Wissenschaft ist wertfrei, das wissen wir oder glauben es zumindest. Trotzdem haben sich Machthaber immer wieder an der freien Ausübung von Wissenschaft gestört und jene verfolgt, die es trotzdem wagten. Solche "genialen und geächteten Wissenschaftler" nimmt der Wissenschaftsjournalist Thomas Bührke in seinem Buch in den Blick und beleuchtet die verschiedenen Gründe für die Verfolgung.
Oft sind das bestimmte Inhalte: Wenn etwa Stalin die Quantenphysik ächtet, weil sie im Widerspruch zum Materialismus steht. Manchmal reichen aber auch ein vermeintlich unorthodoxer Lebensstil, wie im Fall von Alan Turings Homosexualität, oder die bloße Herkunft der Forschenden, wie bei der Schmähung jüdischer Wissenschaft durch die Nationalsozialisten.

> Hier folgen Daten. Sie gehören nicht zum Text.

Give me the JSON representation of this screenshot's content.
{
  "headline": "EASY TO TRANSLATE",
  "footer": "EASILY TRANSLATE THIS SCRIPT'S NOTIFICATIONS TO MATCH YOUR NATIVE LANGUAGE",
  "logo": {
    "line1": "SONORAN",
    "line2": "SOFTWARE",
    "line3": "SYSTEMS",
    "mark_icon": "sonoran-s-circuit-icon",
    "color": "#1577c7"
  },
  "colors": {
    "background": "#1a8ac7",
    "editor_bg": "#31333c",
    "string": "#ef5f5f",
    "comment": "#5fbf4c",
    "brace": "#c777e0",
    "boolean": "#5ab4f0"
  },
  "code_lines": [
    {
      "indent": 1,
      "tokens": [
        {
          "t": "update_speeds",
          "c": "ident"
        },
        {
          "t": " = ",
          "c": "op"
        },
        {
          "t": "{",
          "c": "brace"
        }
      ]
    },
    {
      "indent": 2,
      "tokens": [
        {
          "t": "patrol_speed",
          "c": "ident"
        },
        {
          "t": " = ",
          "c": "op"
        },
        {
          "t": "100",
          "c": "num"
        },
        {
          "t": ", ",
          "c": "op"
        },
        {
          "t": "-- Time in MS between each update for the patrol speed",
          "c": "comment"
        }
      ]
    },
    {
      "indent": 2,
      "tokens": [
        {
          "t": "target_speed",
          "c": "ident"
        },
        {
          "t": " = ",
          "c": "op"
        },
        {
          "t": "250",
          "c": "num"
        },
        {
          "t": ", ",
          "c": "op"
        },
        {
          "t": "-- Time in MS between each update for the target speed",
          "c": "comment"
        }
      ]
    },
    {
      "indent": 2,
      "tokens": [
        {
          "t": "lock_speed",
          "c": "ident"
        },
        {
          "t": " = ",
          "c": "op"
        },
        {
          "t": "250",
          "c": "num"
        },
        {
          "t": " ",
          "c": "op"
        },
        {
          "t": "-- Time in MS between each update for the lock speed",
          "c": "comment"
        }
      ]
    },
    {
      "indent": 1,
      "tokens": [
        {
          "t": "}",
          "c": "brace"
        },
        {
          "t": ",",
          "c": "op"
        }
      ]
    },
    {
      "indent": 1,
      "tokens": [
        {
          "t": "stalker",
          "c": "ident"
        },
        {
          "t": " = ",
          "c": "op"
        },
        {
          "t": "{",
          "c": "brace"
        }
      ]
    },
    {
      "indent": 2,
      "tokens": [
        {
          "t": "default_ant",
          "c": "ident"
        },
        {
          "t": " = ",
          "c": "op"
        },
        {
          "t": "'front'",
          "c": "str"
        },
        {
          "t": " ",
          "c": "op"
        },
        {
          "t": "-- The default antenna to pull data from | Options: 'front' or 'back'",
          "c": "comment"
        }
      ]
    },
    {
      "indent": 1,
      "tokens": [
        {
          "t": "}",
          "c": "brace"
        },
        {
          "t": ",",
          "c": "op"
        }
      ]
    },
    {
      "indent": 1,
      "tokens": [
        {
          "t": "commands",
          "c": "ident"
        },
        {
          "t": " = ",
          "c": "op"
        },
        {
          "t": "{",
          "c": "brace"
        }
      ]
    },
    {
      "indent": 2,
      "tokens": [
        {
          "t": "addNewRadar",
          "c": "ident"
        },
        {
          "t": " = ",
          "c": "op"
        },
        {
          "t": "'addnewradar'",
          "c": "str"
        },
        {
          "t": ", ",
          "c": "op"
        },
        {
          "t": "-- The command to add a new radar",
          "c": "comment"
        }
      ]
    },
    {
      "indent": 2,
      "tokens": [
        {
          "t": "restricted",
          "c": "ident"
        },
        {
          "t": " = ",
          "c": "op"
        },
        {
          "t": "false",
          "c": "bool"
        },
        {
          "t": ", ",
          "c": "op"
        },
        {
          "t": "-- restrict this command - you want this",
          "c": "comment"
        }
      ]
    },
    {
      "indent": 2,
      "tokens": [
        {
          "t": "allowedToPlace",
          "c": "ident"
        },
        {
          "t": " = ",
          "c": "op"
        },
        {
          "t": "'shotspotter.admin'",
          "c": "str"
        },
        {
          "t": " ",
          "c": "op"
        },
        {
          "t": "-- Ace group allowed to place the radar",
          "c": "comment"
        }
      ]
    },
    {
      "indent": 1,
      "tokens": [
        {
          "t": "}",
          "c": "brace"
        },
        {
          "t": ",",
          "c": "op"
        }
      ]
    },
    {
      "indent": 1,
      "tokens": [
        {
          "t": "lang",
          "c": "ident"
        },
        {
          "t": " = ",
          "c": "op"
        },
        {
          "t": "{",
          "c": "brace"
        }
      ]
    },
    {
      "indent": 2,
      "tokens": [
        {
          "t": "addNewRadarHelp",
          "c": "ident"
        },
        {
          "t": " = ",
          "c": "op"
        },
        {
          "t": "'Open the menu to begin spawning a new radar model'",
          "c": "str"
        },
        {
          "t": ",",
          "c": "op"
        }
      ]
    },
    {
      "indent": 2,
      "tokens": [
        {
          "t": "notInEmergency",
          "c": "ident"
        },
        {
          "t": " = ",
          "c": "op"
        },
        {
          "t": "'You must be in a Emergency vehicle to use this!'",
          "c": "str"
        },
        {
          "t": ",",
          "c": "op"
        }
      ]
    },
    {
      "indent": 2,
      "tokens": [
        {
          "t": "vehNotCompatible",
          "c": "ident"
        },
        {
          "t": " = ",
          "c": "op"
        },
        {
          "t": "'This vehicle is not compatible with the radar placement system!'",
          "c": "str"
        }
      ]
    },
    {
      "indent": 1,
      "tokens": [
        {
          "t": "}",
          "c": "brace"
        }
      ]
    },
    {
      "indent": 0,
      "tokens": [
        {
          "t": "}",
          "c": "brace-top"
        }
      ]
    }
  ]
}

Infragestellung kirchlicher Autorität

Als Einstieg wählt Bührke den frühneuzeitlichen Astronomen Giordano Bruno. Schärfer noch als Galilei griff Bruno das kirchlich dekretierte Weltbild der Erde als gottgewollter Mittelpunkt des Kosmos an: Es gebe so unendlich viele Welten, womöglich gar bewohnte, da könne ja jeder behaupten, er sei der Mittelpunkt, wandte der universell gelehrte Bruno ein - eine Beleidigung und Demütigung der religiösen Autoritäten.
Bronzestatue des Universalgelehrten Giordano Bruno auf einem Platz in Rom.
Heutzutage erinnert eine Bronzestatue auf einem Platz in Rom an den Universalgelehrten Giordano Bruno.© picture alliance / Pacific Press / Matteo Nardone
Bührke zeichnet Brunos Fluchtwege durch halb Europa und deren jeweilige Gründe nach, die seiner Verfolger sowie Brunos eigene - und auch die Wertschätzung durch Roms Feinde, bei denen er mitunter Schutz und Anstellung fand.

Vergessene Forscherinnen

Auf den Spuren politischer Unliebsamkeit folgt Bührke neben Bruno noch sieben weiteren verfolgten Forscherinnen und Forschern wie Albert Einstein, Lise Meitner, Antoine Laurent de Lavoisier und Alan Turing. Darunter befinden sich auch weniger bekannte wie die brillante Mathematikerin Emmy Noether, die wie so viele Frauen mit herablassender Diskriminierung zu kämpfen hatte.
Dieses Schicksal teilte Noether etwa mit Meitner, der trotz ihrer entscheidenden Rolle bei der Entdeckung der Kernspaltung - und obwohl viele männliche Kollegen sie nachdrücklich unterstützten - der Nobelpreis versagt blieb, der fraglos einen gewissen Schutz vor der Verfolgung durch die Nationalsozialisten bedeutet hätte. Stattdessen galt sie nur als "Mitarbeiterin" von Otto Hahn, obwohl beider Anteil ununterscheidbar war, wie Hahn selbst betonte.
Nachkolorierte Aufnahme von Otto Hahn mit Lise Meitner sitzend im Labor um 1910.
1944 wurde Otto Hahn mit dem Nobelpreis für Chemie geehrt, Lise Meitner wurde nicht bedacht.© picture-alliance / akg-images / akg-images
Ähnlich erging es Noether, die wie Meitner zunächst nur vor dem Verlust ihrer Existenzgrundlage floh, nicht aber aktiv verfolgt wurde. Obwohl mehrere mathematische Theoreme später sogar nach ihr benannt wurden, bleibt ihr Name bis heute weithin unbekannt: die typische unheilige Allianz von misogyn-patriarchalischer Politik und kulturgeschichtlicher Blindheit.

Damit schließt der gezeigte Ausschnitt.